Elsewhere on the Umi-jigoku grounds there was a simple but beautiful shinto shrine. This particular shrine was built to honor a local fox kami, and people who stopped to pay their respects could expect good luck in health, finances, and driving.

tiny_shinto_shrine

Before approaching the shrine it is customary to ritually purify yourself at a provided basin.

shinto_purification

Lastly, these red gates are always the entrance for shinto shrines.

shinto_shrine

Note the collections of small rocks and pebbles atop the gate – if you can toss a small stone and have it land and stay on the gate this is pretty much a freaking ton of good luck. It has to be reported that your valiant author landed a stone on his first try, while said author’s father, after failing on nearly 10 attempts, satisfied himself by taking advantage of his unnatural height and *placing* a stone up there by hand. Here is the sneaky man himself, posing in front of another ferric spring.

hot_spring_dad

After seeing what there was to see at Umi-jigoku, we packed back into Choki-san’s toyota and headed up over the mountains towards a little mountain resort by the name of Yufuin.

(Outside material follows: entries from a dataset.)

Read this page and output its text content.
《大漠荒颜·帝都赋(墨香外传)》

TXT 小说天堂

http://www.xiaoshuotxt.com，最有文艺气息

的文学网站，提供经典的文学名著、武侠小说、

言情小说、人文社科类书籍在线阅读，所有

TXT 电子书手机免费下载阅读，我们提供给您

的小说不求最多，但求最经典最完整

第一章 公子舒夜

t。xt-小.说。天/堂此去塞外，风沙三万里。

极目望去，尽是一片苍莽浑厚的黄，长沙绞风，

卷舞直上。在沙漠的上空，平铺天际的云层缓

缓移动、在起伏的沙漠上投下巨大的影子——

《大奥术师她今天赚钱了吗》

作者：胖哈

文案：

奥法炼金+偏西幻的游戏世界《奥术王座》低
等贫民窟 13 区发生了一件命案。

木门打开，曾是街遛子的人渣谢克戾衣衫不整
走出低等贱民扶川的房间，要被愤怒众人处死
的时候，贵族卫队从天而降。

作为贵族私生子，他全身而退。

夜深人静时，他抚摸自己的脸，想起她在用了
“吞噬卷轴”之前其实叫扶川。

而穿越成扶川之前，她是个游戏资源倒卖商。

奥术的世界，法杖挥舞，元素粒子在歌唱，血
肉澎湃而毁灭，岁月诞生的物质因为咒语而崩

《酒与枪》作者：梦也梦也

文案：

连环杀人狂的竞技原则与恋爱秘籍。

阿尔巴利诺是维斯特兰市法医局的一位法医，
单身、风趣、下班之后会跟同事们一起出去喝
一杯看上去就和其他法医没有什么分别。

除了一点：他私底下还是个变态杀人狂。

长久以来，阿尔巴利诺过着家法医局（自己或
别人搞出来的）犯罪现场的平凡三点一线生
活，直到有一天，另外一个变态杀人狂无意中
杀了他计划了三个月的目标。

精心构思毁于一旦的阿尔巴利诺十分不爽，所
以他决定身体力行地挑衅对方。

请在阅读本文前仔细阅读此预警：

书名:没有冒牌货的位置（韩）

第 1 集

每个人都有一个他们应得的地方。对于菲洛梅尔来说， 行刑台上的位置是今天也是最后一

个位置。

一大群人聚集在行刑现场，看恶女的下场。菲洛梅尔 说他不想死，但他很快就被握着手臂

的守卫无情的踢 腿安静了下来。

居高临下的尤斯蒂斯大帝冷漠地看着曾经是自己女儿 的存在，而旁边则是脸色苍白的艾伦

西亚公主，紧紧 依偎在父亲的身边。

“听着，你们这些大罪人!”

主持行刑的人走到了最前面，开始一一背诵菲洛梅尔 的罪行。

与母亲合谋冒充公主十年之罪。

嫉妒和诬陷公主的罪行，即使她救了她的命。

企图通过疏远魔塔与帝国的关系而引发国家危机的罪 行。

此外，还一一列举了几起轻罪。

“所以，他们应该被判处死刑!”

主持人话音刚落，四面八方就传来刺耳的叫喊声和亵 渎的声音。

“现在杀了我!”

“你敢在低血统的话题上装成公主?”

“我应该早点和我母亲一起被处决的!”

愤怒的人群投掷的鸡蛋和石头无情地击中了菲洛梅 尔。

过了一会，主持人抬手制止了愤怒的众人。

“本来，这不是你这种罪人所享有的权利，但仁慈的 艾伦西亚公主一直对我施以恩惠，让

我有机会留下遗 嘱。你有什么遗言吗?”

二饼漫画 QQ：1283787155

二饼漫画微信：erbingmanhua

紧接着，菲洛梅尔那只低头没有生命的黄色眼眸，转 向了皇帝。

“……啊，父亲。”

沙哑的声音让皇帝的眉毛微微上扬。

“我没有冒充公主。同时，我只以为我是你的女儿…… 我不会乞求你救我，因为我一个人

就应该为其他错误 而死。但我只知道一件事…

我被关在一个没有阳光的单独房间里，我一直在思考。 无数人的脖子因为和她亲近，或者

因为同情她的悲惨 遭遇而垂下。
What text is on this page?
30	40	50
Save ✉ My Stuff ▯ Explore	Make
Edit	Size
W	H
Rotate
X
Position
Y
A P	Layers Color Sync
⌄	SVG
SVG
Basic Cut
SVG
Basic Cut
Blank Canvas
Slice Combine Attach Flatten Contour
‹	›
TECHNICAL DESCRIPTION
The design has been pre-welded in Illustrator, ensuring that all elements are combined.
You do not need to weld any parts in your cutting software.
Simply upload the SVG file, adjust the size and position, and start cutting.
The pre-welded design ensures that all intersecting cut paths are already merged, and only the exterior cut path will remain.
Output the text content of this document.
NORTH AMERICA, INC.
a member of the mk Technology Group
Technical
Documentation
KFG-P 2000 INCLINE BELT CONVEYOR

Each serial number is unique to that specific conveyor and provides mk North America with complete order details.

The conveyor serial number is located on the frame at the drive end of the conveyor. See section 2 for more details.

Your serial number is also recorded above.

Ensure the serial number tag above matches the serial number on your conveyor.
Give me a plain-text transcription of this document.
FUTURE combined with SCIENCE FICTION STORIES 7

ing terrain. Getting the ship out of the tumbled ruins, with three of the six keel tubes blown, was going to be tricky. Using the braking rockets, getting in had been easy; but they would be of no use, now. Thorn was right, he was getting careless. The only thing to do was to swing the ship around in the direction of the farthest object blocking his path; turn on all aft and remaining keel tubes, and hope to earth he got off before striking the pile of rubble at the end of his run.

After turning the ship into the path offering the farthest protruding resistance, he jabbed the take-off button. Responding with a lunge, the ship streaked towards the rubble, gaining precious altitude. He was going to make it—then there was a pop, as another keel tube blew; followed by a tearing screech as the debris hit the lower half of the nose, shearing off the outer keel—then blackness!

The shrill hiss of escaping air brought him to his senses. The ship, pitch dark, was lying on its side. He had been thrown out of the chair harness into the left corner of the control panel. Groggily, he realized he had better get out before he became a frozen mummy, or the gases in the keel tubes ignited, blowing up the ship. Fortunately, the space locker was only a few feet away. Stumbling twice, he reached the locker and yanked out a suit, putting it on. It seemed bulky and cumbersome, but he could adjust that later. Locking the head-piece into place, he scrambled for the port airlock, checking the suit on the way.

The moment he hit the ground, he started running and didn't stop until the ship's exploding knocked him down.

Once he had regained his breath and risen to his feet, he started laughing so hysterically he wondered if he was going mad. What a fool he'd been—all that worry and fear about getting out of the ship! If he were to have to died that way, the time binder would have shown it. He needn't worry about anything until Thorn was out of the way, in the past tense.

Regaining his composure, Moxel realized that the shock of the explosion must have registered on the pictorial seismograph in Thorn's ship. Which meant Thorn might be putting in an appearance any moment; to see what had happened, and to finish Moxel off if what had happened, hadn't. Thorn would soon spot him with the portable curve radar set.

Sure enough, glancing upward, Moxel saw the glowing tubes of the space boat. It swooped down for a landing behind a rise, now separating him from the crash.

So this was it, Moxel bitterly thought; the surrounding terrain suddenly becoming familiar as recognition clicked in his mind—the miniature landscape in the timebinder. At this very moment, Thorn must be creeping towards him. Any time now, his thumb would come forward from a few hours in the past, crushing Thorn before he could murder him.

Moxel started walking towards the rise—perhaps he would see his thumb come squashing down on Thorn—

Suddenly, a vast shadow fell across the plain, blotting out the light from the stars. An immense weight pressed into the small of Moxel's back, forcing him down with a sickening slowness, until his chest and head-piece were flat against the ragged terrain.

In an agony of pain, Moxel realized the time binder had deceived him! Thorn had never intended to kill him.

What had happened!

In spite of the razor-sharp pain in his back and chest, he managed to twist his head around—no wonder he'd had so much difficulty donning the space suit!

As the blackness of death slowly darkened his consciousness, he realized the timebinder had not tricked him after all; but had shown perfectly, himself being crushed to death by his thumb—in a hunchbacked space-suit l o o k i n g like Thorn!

Once over the mountains we stopped at an overlook to take in the beautiful Yufu valley.

yufuin_overlook

yufuin

Choki-san found a convenient parking spot and then we set out on foot to stroll through the scenic streets and shops of the town. Along the way we passed a beautiful, natural Japanese creek winding its way through town.

yufuin_creek

Eventually we found our way to a spring-fed pond and took a group photo with the resident flock of ducks.

yufuin_lake

While dad was on his knees digging through his camera bag one rather bold duck came over and helped him – by pecking him in the shoulder. Ultimately, we realized he just wanted his portrait taken.

duck_head

Lastly, we took a moment to appreciate the sight of this heron resting atop another shinto gate, this one constructed of stone.

yufuin_heron

Yufuin could be reasonably swapped with quite a few small mountain hamlets. It’s a beautiful, serene place and I hope I can go back sometime, preferably to stay for a few days in a local inn and really experience what the valley has to offer.

yufuin_lodge

Safely back in Beppu, my parents rested for awhile at my apartment as dusk settled over the skyline, then they made their way back to the ryokan and got some much needed rest.